NEW ORLEANS — New Orleans Saints General Manager Mickey Loomis and Head Coach Sean Payton are exploring a trade with the New England Patriots for restricted free agent cornerback Malcolm Butler.
Butler left town without a deal after visiting with Saints officials Wednesday night and Thursday, though Payton clearly remains smitten with the improbable hero of Super Bowl XLIX.
That much we know. What we don’t know is what it will ultimately cost the Black and Gold in terms of signing bonus and guaranteed money for the player and draft pick(s) for the defending Super Bowl champions.
It all depends on how badly the Saints covet him. If Butler is seeking Stephon Gilmore type money from New Orleans, I’d say he’s out of his ever lovin’ mind. Gilmore recently signed a five-year, $65 million free-agent contract with New England that features $31 million in guaranteed money, including an $18 million signing bonus.
Gilmore now supplants Butler as the No. 1 cornerback in New England (in terms of cash payout), essentially leaving the next move in this chess game up to the Saints.
I know this: Quarterback Drew Brees isn’t getting any younger, nor is Saints owner Tom Benson who’d like nothing better than to win a second Lombardi Trophy while he still can fully appreciate the moment.
There are still contractual and negotiation miles that the Patriots, Saints and Team Butler must travel before a complicated deal could be struck but the window of opportunity remains open 10 days into free agency.
On paper, Butler checks all the boxes for a pass defense-challenged Saints defense. He’s regarded as a top-shelf cover corner that Saints defensive coordinator Dennis Allen could pair with their third-year undrafted cornerback Delvin Breaux.

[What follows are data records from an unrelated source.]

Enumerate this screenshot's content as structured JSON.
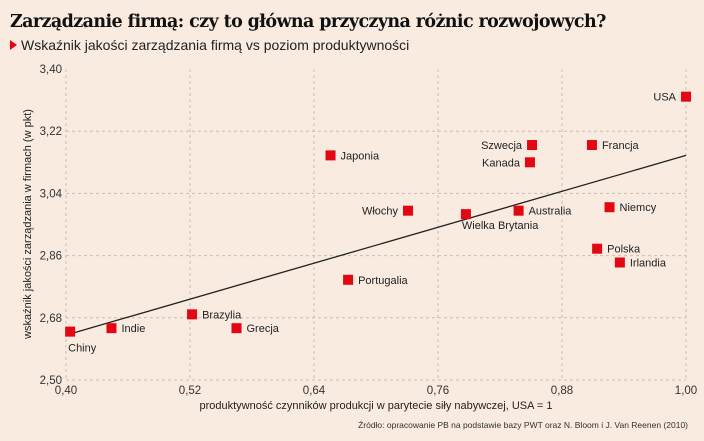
{
  "header": {
    "title": "Zarządzanie firmą: czy to główna przyczyna różnic rozwojowych?",
    "subtitle": "Wskaźnik jakości zarządzania firmą vs poziom produktywności"
  },
  "colors": {
    "marker": "#e30613",
    "accent": "#e30613",
    "background": "#f9ebdf",
    "trend": "#222222",
    "grid": "#c9bcb0"
  },
  "chart_data": {
    "type": "scatter",
    "title": "Zarządzanie firmą: czy to główna przyczyna różnic rozwojowych?",
    "subtitle": "Wskaźnik jakości zarządzania firmą vs poziom produktywności",
    "xlabel": "produktywność czynników produkcji w parytecie siły nabywczej, USA = 1",
    "ylabel": "wskaźnik jakości zarządzania w firmach (w pkt)",
    "xlim": [
      0.4,
      1.0
    ],
    "ylim": [
      2.5,
      3.4
    ],
    "xticks": [
      "0,40",
      "0,52",
      "0,64",
      "0,76",
      "0,88",
      "1,00"
    ],
    "xtick_values": [
      0.4,
      0.52,
      0.64,
      0.76,
      0.88,
      1.0
    ],
    "yticks": [
      "3,40",
      "3,22",
      "3,04",
      "2,86",
      "2,68",
      "2,50"
    ],
    "ytick_values": [
      3.4,
      3.22,
      3.04,
      2.86,
      2.68,
      2.5
    ],
    "grid": true,
    "points": [
      {
        "label": "Chiny",
        "x": 0.404,
        "y": 2.64,
        "label_pos": "below"
      },
      {
        "label": "Indie",
        "x": 0.444,
        "y": 2.65,
        "label_pos": "right"
      },
      {
        "label": "Brazylia",
        "x": 0.522,
        "y": 2.69,
        "label_pos": "right"
      },
      {
        "label": "Grecja",
        "x": 0.565,
        "y": 2.65,
        "label_pos": "right"
      },
      {
        "label": "Japonia",
        "x": 0.656,
        "y": 3.15,
        "label_pos": "right"
      },
      {
        "label": "Portugalia",
        "x": 0.673,
        "y": 2.79,
        "label_pos": "right"
      },
      {
        "label": "Włochy",
        "x": 0.731,
        "y": 2.99,
        "label_pos": "left"
      },
      {
        "label": "Wielka Brytania",
        "x": 0.787,
        "y": 2.98,
        "label_pos": "below-right"
      },
      {
        "label": "Australia",
        "x": 0.838,
        "y": 2.99,
        "label_pos": "right"
      },
      {
        "label": "Szwecja",
        "x": 0.851,
        "y": 3.18,
        "label_pos": "left"
      },
      {
        "label": "Kanada",
        "x": 0.849,
        "y": 3.13,
        "label_pos": "left"
      },
      {
        "label": "Francja",
        "x": 0.909,
        "y": 3.18,
        "label_pos": "right"
      },
      {
        "label": "Niemcy",
        "x": 0.926,
        "y": 3.0,
        "label_pos": "right"
      },
      {
        "label": "Polska",
        "x": 0.914,
        "y": 2.88,
        "label_pos": "right"
      },
      {
        "label": "Irlandia",
        "x": 0.936,
        "y": 2.84,
        "label_pos": "right"
      },
      {
        "label": "USA",
        "x": 1.0,
        "y": 3.32,
        "label_pos": "left"
      }
    ],
    "trendline": {
      "x": [
        0.4,
        1.0
      ],
      "y": [
        2.63,
        3.15
      ]
    },
    "source": "Źródło: opracowanie PB na podstawie bazy PWT oraz N. Bloom i J. Van Reenen (2010)"
  }
}
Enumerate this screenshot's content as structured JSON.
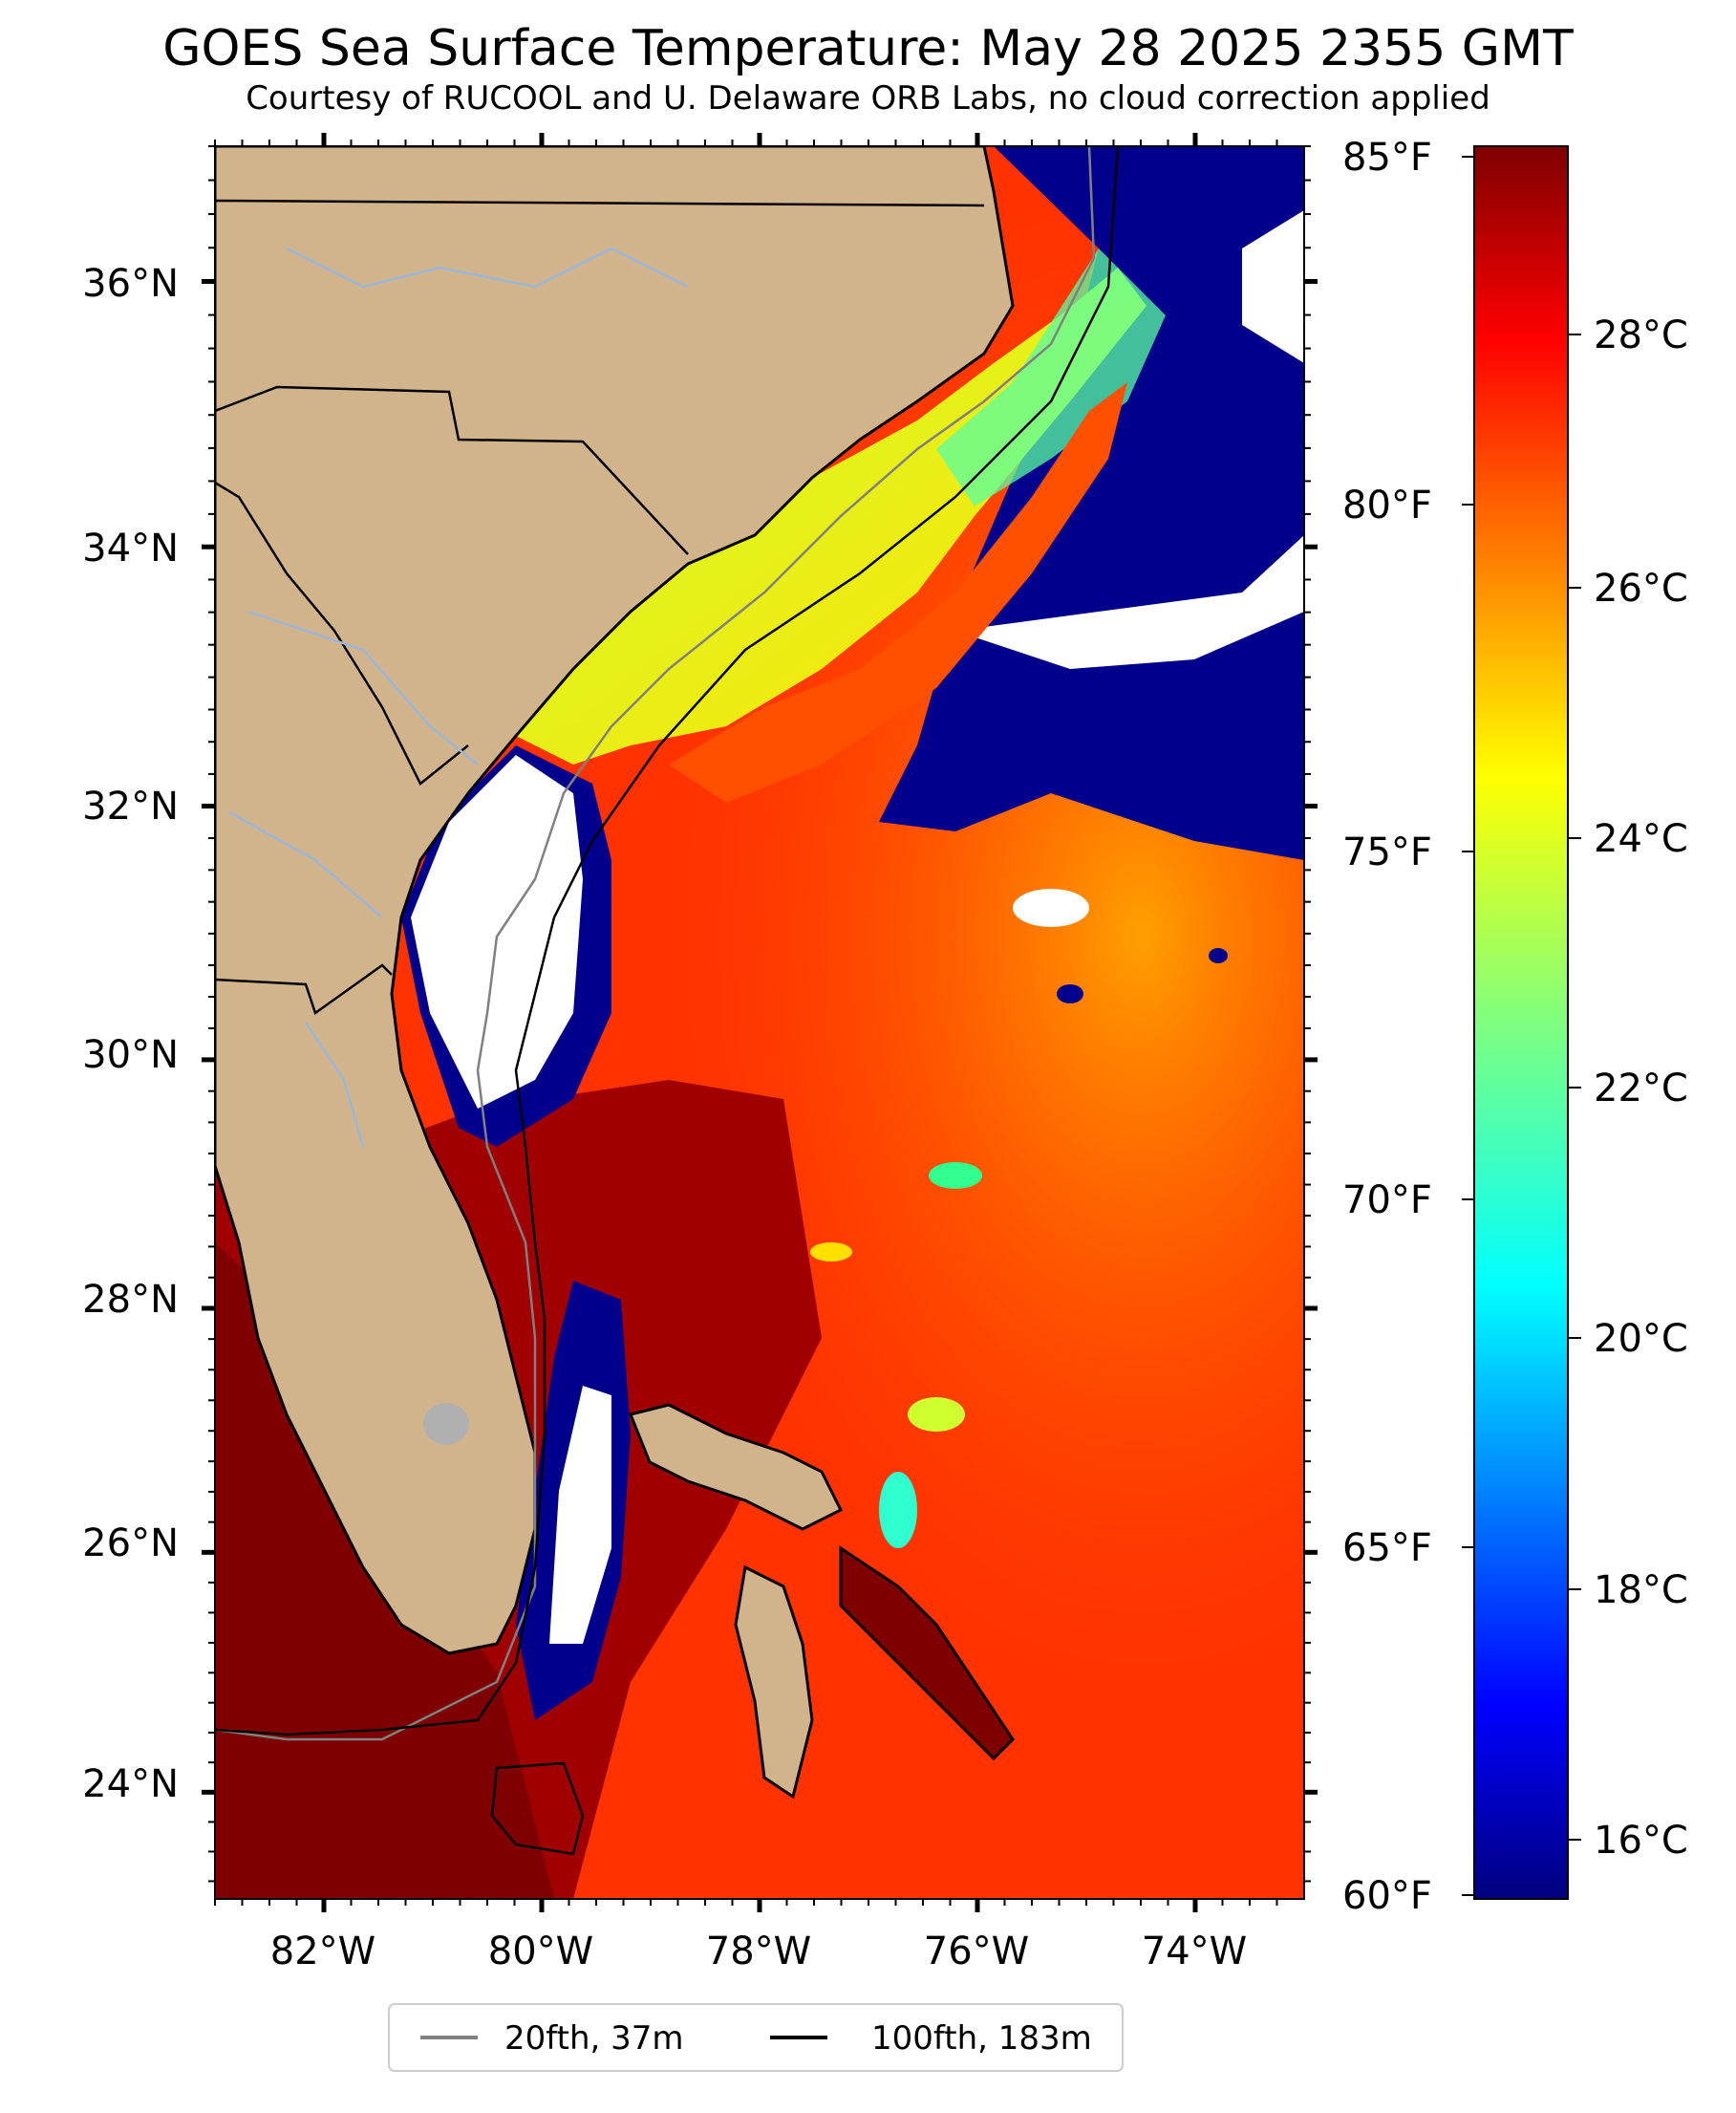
{
  "title": "GOES Sea Surface Temperature: May 28 2025 2355 GMT",
  "subtitle": "Courtesy of RUCOOL and U. Delaware ORB Labs, no cloud correction applied",
  "map": {
    "lon_range": [
      -83.0,
      -73.0
    ],
    "lat_range": [
      23.1,
      37.0
    ],
    "lon_labels": [
      "82°W",
      "80°W",
      "78°W",
      "76°W",
      "74°W"
    ],
    "lat_labels": [
      "36°N",
      "34°N",
      "32°N",
      "30°N",
      "28°N",
      "26°N",
      "24°N"
    ],
    "colors": {
      "land": "#d2b48c",
      "rivers": "#9bb7d8",
      "state_lines": "#000000",
      "no_data": "#ffffff"
    }
  },
  "colorbar": {
    "colormap": "jet",
    "range_c": [
      15.6,
      29.4
    ],
    "celsius_labels": [
      "28°C",
      "26°C",
      "24°C",
      "22°C",
      "20°C",
      "18°C",
      "16°C"
    ],
    "fahrenheit_labels": [
      "85°F",
      "80°F",
      "75°F",
      "70°F",
      "65°F",
      "60°F"
    ]
  },
  "legend": {
    "items": [
      {
        "label": "20fth, 37m",
        "color": "#808080"
      },
      {
        "label": "100fth, 183m",
        "color": "#000000"
      }
    ]
  }
}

And yet I wonder if Butler, a 27-year-old undrafted free agent from the University of West Alabama, is merely a product of a tried-and-true defensive system who has greatly benefited from the combined genius of Patriots coach Bill Belichick and bushy-bearded defensive coordinator Matt Patricia.
Butler’s stats are relatively modest — six interceptions, one forced fumble, one sack, 35 pass breakups, 145 tackles and one Pro Bowl selection. But he’s better than any defensive back currently on the Saints roster and he has two Super Bowl rings (XLIX, LI) to prove it.
Still, would there be all this fuss if, say, he hadn’t stepped in front of intended Seattle Seahawks wide receiver Ricardo Lockette and intercepted a pass with 20 seconds remaining to preserve the Patriots 28-24 victory in Super Bowl XLIX?
Another Super Bowl hero cornerback comes to mind. Remember Larry Brown, a relatively unheralded member of the Dallas Cowboys secondary? He became the first cornerback to be named MVP of a league championship game after collecting two INTs in a 27-17 victory against the Pittsburgh Steelers in Super Bowl XXX to cap off the 1995 season.
In the offseason, Brown parlayed that performance into a lucrative five-year, $12.5 million contract with the Oakland Raiders, only to be waived after playing just 12 games in two years.
I also think of safety Jairus Byrd, who had no Super Bowl heroics but somehow coaxed a then-record six-year, $54 million contract from Saints officials in March 2014 that featured $28 million in guaranteed money. By all accounts, Byrd’s resume’ was impeccable — a three-time Pro Bowler with 22 INTs, a game-changing, ball-hawking difference maker in the back end of the secondary.
Byrd turned out to be a terrible investment — a bust in every sense of the word — and was released a week ago.
Brown turned out to be much ado about nothing for the Raiders, returning to the Cowboys for his final NFL season in 1998 with his tail between his legs.
It remains to be seen how this story plays out between the Saints and Patriots, who’ve already orchestrated a blockbuster deal involving speedy diminutive wide receiver Brandin Cooks and multiple draft picks this month.
But it’s clear Malcolm is in the middle.